Después de un breve silencio se escuchó un trueno estremecedor, un anuncio para llamar al orden a Díaz por haberse distraído de la conversación, según lo delataba su mirada perdida.

—Después, Porfirio, los problemas empezaron a presentarse a lo largo de los tortuosos años de la Restauración de la República, cuando fuiste civilizadamente vencido en las urnas en cuatro elecciones presidenciales, sí, cuatro, durante los siguientes diez años: Benito Juárez te derrotó en 1867 y te volvió a derrotar en las urnas en 1871, mientras que Sebastián Lerdo de Tejada te aplastó materialmente en 1872, para repetir el escarmiento en 1876. Las mayorías no te querían y por ello fuiste descalificado con la debida limpieza, ¿no...? Pero justo es decirlo, se te agotaba la paciencia y se te desbordaba la ambición. Tú querías ser y serías por las buenas o por las malas, ¡ah, que si serías...!, ¿verdad...? O me lo dan o se los arrebato... Estaba clara, muy clara tu posición, Porfirio, hijo...

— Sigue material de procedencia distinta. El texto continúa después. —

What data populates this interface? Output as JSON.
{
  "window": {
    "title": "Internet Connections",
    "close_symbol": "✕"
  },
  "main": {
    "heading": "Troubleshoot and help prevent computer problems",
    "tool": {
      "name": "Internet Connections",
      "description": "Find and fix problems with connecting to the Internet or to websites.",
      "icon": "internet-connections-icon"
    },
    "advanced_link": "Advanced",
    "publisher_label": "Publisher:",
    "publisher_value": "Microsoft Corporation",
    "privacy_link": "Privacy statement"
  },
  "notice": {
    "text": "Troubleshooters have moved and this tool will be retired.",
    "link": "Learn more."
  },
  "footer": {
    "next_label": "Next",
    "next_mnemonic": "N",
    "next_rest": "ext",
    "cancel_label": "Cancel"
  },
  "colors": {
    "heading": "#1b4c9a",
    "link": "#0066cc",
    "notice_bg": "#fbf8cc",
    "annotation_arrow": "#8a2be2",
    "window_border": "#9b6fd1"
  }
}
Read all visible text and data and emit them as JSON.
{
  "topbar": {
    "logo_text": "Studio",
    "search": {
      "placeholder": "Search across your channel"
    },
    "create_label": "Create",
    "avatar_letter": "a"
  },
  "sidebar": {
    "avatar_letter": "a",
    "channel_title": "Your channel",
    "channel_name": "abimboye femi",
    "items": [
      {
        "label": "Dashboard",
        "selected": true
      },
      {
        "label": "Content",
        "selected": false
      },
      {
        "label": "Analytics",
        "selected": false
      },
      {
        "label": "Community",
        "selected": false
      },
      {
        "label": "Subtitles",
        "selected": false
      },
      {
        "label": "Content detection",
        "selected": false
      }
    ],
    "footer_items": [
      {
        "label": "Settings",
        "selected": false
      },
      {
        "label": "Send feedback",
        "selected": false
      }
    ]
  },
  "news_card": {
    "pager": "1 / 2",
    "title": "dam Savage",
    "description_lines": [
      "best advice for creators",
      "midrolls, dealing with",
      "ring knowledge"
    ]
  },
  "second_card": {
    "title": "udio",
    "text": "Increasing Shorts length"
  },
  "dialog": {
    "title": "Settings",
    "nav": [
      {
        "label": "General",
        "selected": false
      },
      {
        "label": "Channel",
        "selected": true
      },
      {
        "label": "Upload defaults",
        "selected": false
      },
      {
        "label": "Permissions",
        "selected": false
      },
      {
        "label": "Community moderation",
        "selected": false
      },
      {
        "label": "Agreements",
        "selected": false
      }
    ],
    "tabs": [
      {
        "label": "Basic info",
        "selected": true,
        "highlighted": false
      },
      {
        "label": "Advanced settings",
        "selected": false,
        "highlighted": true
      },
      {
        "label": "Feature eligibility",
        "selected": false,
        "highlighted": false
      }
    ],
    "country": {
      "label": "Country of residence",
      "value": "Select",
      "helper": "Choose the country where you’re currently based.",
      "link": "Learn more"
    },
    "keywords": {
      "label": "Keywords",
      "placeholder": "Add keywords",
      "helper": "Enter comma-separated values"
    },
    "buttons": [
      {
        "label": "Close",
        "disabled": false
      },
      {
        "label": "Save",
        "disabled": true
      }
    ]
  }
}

Un denso aroma a incienso invadió repentinamente la habitación.

—Pero no olvidemos que Lerdo y José María Yglesias te habían vencido electoralmente cuando también competiste con ellos por la presidencia de la Suprema Corte de Justicia de la Nación. En apretado resumen: sólo lograste conquistar con la debida transparencia dos humildes curules como diputado por los congresos V y VII, en tanto era del dominio público que en todas las sublevaciones militares de esos diez años invariablemente aparecía tu nombre involucrado a la violencia. Ése eras tú, ¿verdad?

—Es que...

El intento de réplica fue ignorado.

—¿Decidiste entonces ser el Jefe de la Nación pasando por alto la voluntad del electorado que no te concedió el cargo anhelado en cuanta competencia electoral participaste? ¿Cómo ibas a pasar el resto de tu vida en una ranchería después de haber sido el hijo pródigo que rescata al país del reino de las tinieblas?

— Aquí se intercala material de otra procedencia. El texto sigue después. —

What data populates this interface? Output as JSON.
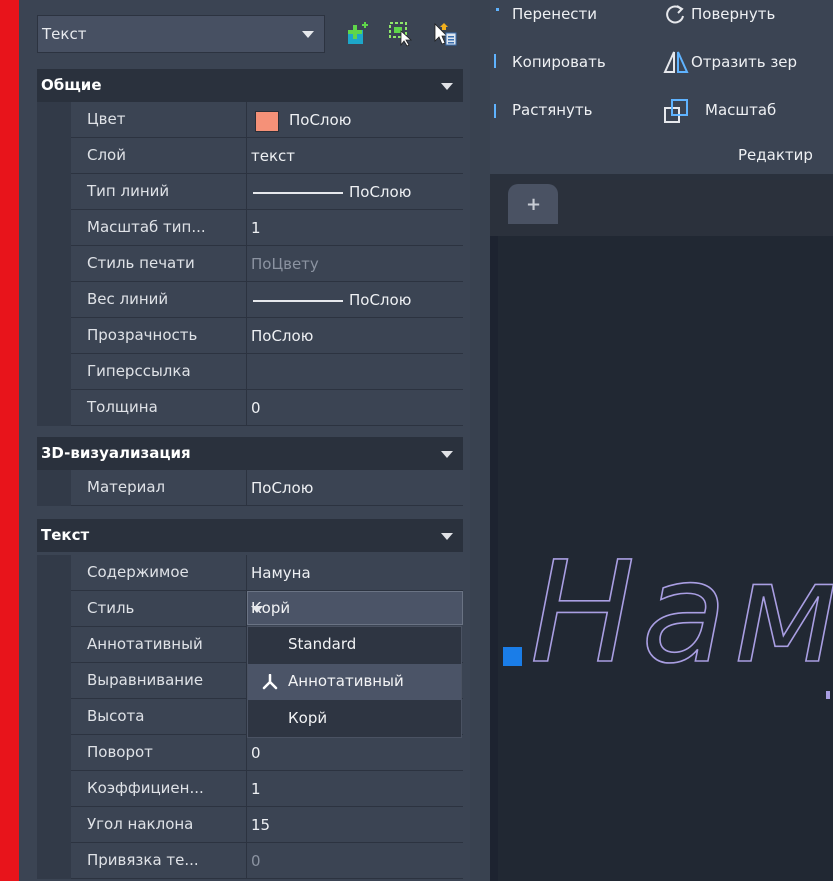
{
  "selector": {
    "value": "Текст"
  },
  "sections": {
    "general": {
      "title": "Общие",
      "rows": [
        {
          "label": "Цвет",
          "value": "ПоСлою",
          "swatch": "#f59178"
        },
        {
          "label": "Слой",
          "value": "текст"
        },
        {
          "label": "Тип линий",
          "value": "ПоСлою"
        },
        {
          "label": "Масштаб тип...",
          "value": "1"
        },
        {
          "label": "Стиль печати",
          "value": "ПоЦвету"
        },
        {
          "label": "Вес линий",
          "value": "ПоСлою"
        },
        {
          "label": "Прозрачность",
          "value": "ПоСлою"
        },
        {
          "label": "Гиперссылка",
          "value": ""
        },
        {
          "label": "Толщина",
          "value": "0"
        }
      ]
    },
    "viz3d": {
      "title": "3D-визуализация",
      "rows": [
        {
          "label": "Материал",
          "value": "ПоСлою"
        }
      ]
    },
    "text": {
      "title": "Текст",
      "rows": [
        {
          "label": "Содержимое",
          "value": "Намуна"
        },
        {
          "label": "Стиль",
          "value": "Корй"
        },
        {
          "label": "Аннотативный",
          "value": ""
        },
        {
          "label": "Выравнивание",
          "value": ""
        },
        {
          "label": "Высота",
          "value": ""
        },
        {
          "label": "Поворот",
          "value": "0"
        },
        {
          "label": "Коэффициен...",
          "value": "1"
        },
        {
          "label": "Угол наклона",
          "value": "15"
        },
        {
          "label": "Привязка те...",
          "value": "0"
        }
      ]
    }
  },
  "style_dropdown": {
    "options": [
      "Standard",
      "Аннотативный",
      "Корй"
    ],
    "selected": "Аннотативный"
  },
  "ribbon": {
    "move": "Перенести",
    "rotate": "Повернуть",
    "copy": "Копировать",
    "mirror": "Отразить зер",
    "stretch": "Растянуть",
    "scale": "Масштаб",
    "group": "Редактир"
  },
  "tabs": {
    "new_tab": "+"
  },
  "canvas": {
    "text": "Нам",
    "text_color": "#a99ee2"
  },
  "colors": {
    "grip": "#1a7de8",
    "accent_red": "#e8141b"
  }
}
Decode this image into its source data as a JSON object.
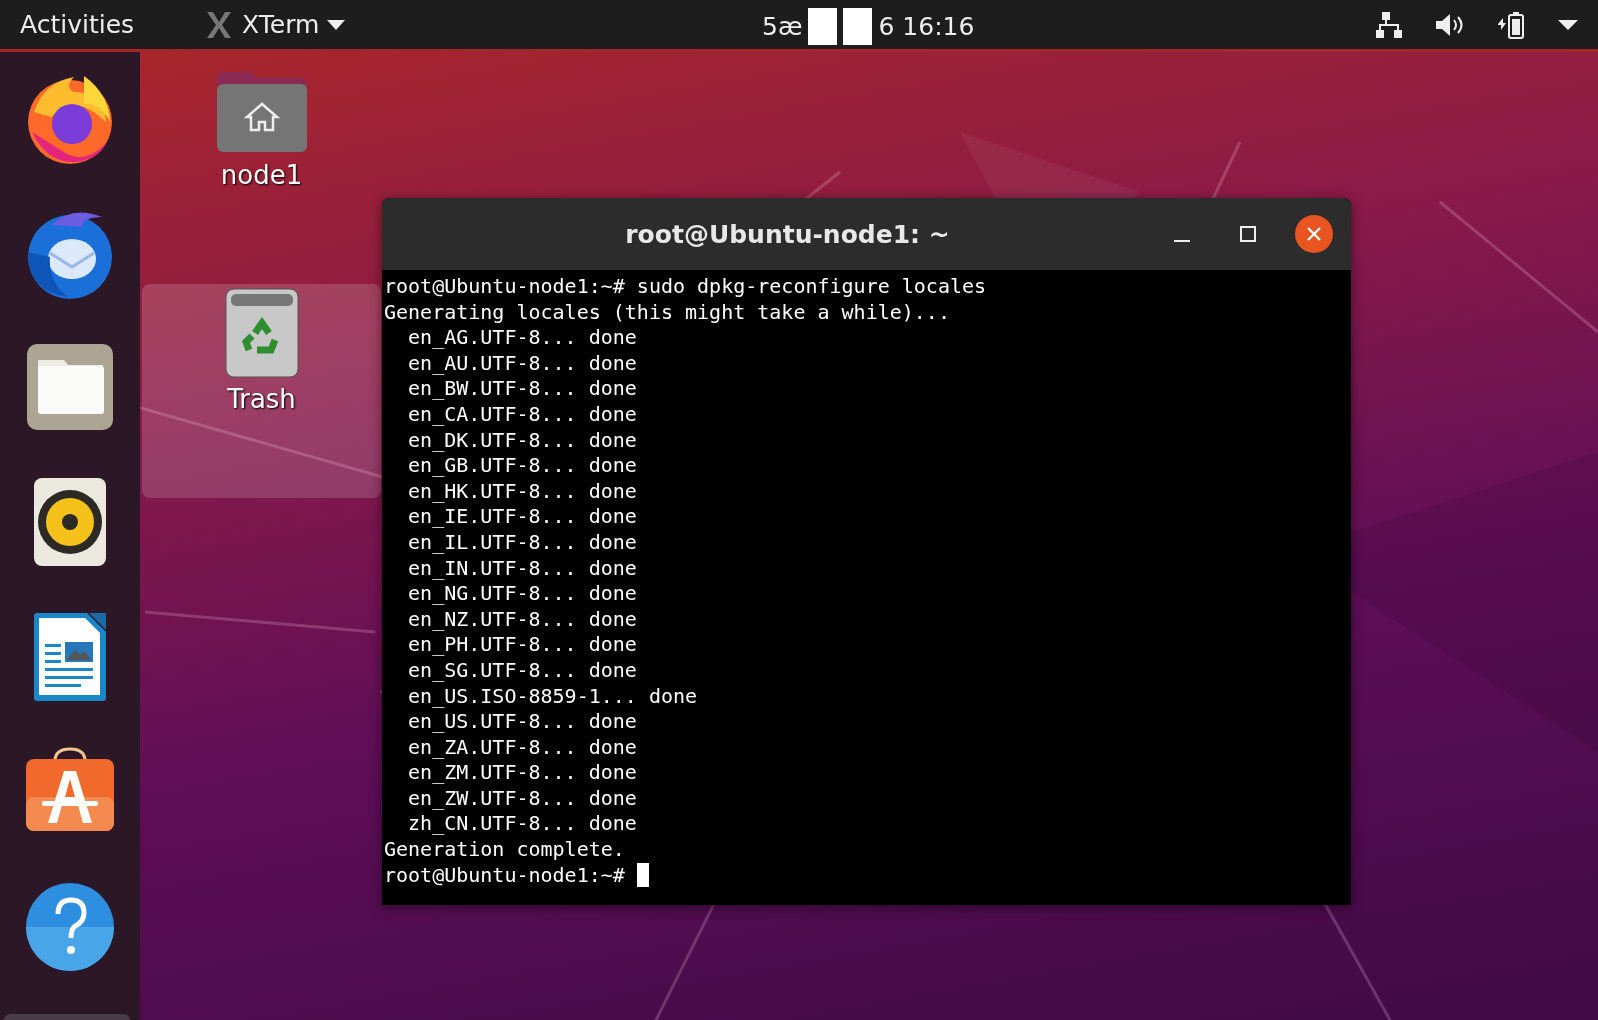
{
  "top_bar": {
    "activities": "Activities",
    "app_menu": "XTerm",
    "clock_prefix": "5æ",
    "clock_suffix": "6 16:16"
  },
  "dock": {
    "items": [
      {
        "kind": "firefox"
      },
      {
        "kind": "thunderbird"
      },
      {
        "kind": "files"
      },
      {
        "kind": "rhythmbox"
      },
      {
        "kind": "writer"
      },
      {
        "kind": "software"
      },
      {
        "kind": "help"
      }
    ]
  },
  "desktop_icons": [
    {
      "kind": "home",
      "label": "node1",
      "selected": false
    },
    {
      "kind": "trash",
      "label": "Trash",
      "selected": true
    }
  ],
  "terminal": {
    "title": "root@Ubuntu-node1: ~",
    "lines": [
      "root@Ubuntu-node1:~# sudo dpkg-reconfigure locales",
      "Generating locales (this might take a while)...",
      "  en_AG.UTF-8... done",
      "  en_AU.UTF-8... done",
      "  en_BW.UTF-8... done",
      "  en_CA.UTF-8... done",
      "  en_DK.UTF-8... done",
      "  en_GB.UTF-8... done",
      "  en_HK.UTF-8... done",
      "  en_IE.UTF-8... done",
      "  en_IL.UTF-8... done",
      "  en_IN.UTF-8... done",
      "  en_NG.UTF-8... done",
      "  en_NZ.UTF-8... done",
      "  en_PH.UTF-8... done",
      "  en_SG.UTF-8... done",
      "  en_US.ISO-8859-1... done",
      "  en_US.UTF-8... done",
      "  en_ZA.UTF-8... done",
      "  en_ZM.UTF-8... done",
      "  en_ZW.UTF-8... done",
      "  zh_CN.UTF-8... done",
      "Generation complete."
    ],
    "prompt": "root@Ubuntu-node1:~# "
  }
}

La conducta de Díaz se reducía a arquear la ceja izquierda y a fruncir el ceño. Arrugaba la frente. Él mismo se cuestionaba. Contenía su inclinación natural hacia la violencia. Antes que nada era un bravucón, esta vez domado.

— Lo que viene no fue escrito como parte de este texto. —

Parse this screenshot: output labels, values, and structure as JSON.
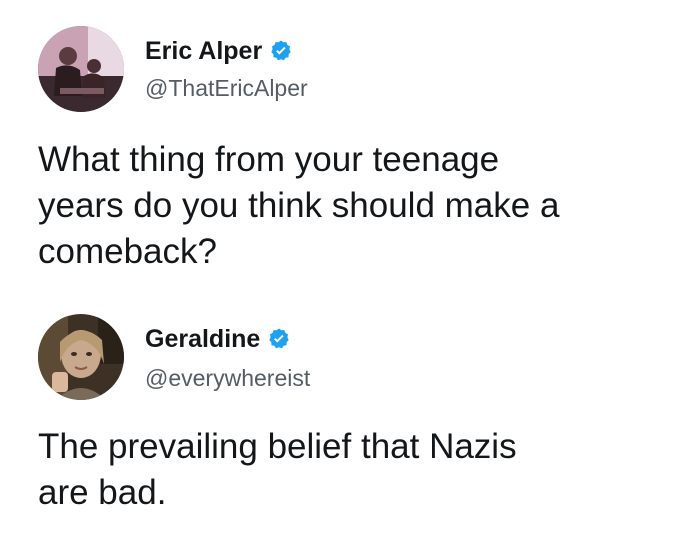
{
  "tweets": [
    {
      "author": {
        "display_name": "Eric Alper",
        "handle": "@ThatEricAlper",
        "verified": true,
        "avatar_icon": "profile-photo-eric"
      },
      "text_lines": [
        "What thing from your teenage",
        "years do you think should make a",
        "comeback?"
      ]
    },
    {
      "author": {
        "display_name": "Geraldine",
        "handle": "@everywhereist",
        "verified": true,
        "avatar_icon": "profile-photo-geraldine"
      },
      "text_lines": [
        "The prevailing belief that Nazis",
        "are bad."
      ]
    }
  ],
  "colors": {
    "verified_badge": "#1da1f2",
    "text_primary": "#14171a",
    "text_secondary": "#555d64",
    "background": "#ffffff"
  }
}
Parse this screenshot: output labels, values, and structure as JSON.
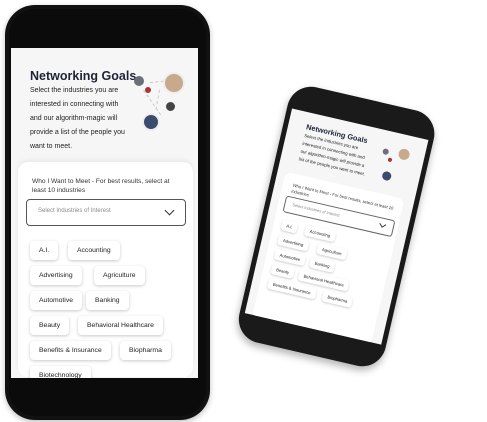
{
  "screen": {
    "title": "Networking Goals",
    "description": "Select the industries you are interested in connecting with and our algorithm-magic will provide a list of the people you want to meet.",
    "select_label": "Who I Want to Meet - For best results, select at least 10 industries",
    "select_placeholder": "Select Industries of Interest",
    "chips": [
      "A.I.",
      "Accounting",
      "Advertising",
      "Agriculture",
      "Automotive",
      "Banking",
      "Beauty",
      "Behavioral Healthcare",
      "Benefits & Insurance",
      "Biopharma",
      "Biotechnology"
    ]
  },
  "colors": {
    "title": "#1d2436",
    "phone_frame": "#111111",
    "screen_bg": "#f6f6f6",
    "card_bg": "#ffffff"
  },
  "icons": [
    "chevron-down-icon",
    "avatar-icon"
  ]
}
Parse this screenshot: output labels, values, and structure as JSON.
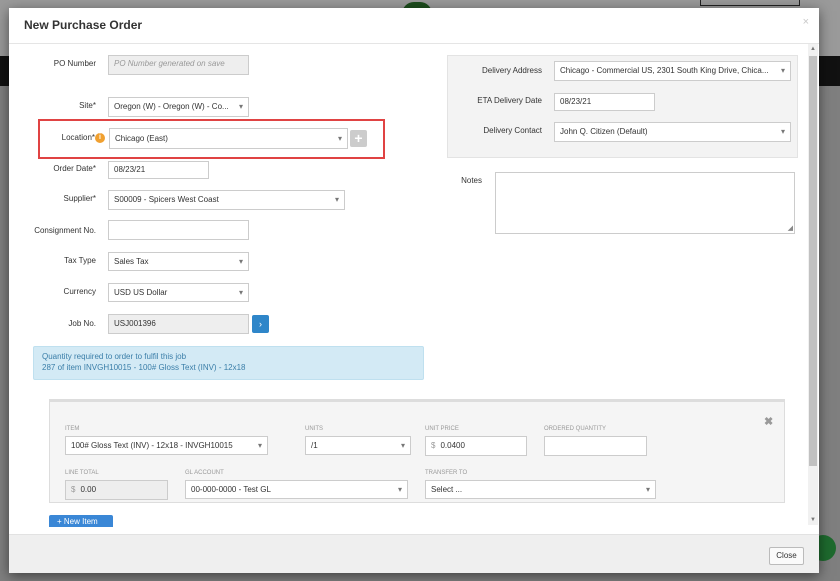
{
  "modal": {
    "title": "New Purchase Order",
    "close_glyph": "×"
  },
  "form": {
    "po_number": {
      "label": "PO Number",
      "placeholder": "PO Number generated on save"
    },
    "site": {
      "label": "Site*",
      "value": "Oregon (W) - Oregon (W) - Co..."
    },
    "location": {
      "label": "Location*",
      "value": "Chicago (East)",
      "add_glyph": "+"
    },
    "order_date": {
      "label": "Order Date*",
      "value": "08/23/21"
    },
    "supplier": {
      "label": "Supplier*",
      "value": "S00009 - Spicers West Coast"
    },
    "consignment": {
      "label": "Consignment No.",
      "value": ""
    },
    "tax_type": {
      "label": "Tax Type",
      "value": "Sales Tax"
    },
    "currency": {
      "label": "Currency",
      "value": "USD US Dollar"
    },
    "job_no": {
      "label": "Job No.",
      "value": "USJ001396",
      "button_glyph": "›"
    }
  },
  "alert": {
    "line1": "Quantity required to order to fulfil this job",
    "line2": "287 of item INVGH10015 - 100# Gloss Text (INV) - 12x18"
  },
  "delivery": {
    "address_label": "Delivery Address",
    "address_value": "Chicago - Commercial US, 2301 South King Drive, Chica...",
    "eta_label": "ETA Delivery Date",
    "eta_value": "08/23/21",
    "contact_label": "Delivery Contact",
    "contact_value": "John Q. Citizen (Default)"
  },
  "notes": {
    "label": "Notes",
    "value": ""
  },
  "line_item": {
    "item_label": "Item",
    "item_value": "100# Gloss Text (INV) - 12x18 - INVGH10015",
    "units_label": "Units",
    "units_value": "/1",
    "unit_price_label": "Unit Price",
    "unit_price_value": "0.0400",
    "ordered_qty_label": "Ordered Quantity",
    "ordered_qty_value": "",
    "line_total_label": "Line Total",
    "line_total_value": "0.00",
    "gl_account_label": "GL Account",
    "gl_account_value": "00-000-0000 - Test GL",
    "transfer_label": "Transfer To",
    "transfer_value": "Select ...",
    "currency_symbol": "$",
    "remove_glyph": "✖"
  },
  "new_item_button": "+ New Item",
  "footer": {
    "close_label": "Close"
  },
  "colors": {
    "accent": "#2f86c9",
    "highlight": "#e04343",
    "info": "#f0a030"
  }
}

—México era para ti un país de malagradecidos porque no te reconocía tus méritos y haberes de campaña y te hundía en la soledad y en la impotencia, ¿no es cierto? Si el país no accedía a tus caprichos te harías del primer cargo de la nación por medio de un garrote al estilo de los hombres de las cavernas. Por ello y sólo por ello urdiste el Plan de la Noria para derrocar a tu paisano Benito Juárez y hacerte por la fuerza de la titularidad del Poder Ejecutivo aun cuando tuvieras que destruir el incipiente Estado de Derecho que lentamente se gestaba durante los días aciagos de la Restauración de la República. Sólo que el Plan de la Noria acabó en una catastrófica derrota militar, política y moral, Porfirio querido, en una debacle en la que hiciste el ridículo de tu vida, ahora también como militar... ¿Estamos? ¿Cómo se te ocurrió organizar una revuelta en la misma hacienda que te regaló el gobierno del estado de Oaxaca como recompensa por los servicios prestados a la patria? Menudo concepto tienes de la lealtad, hijo mío.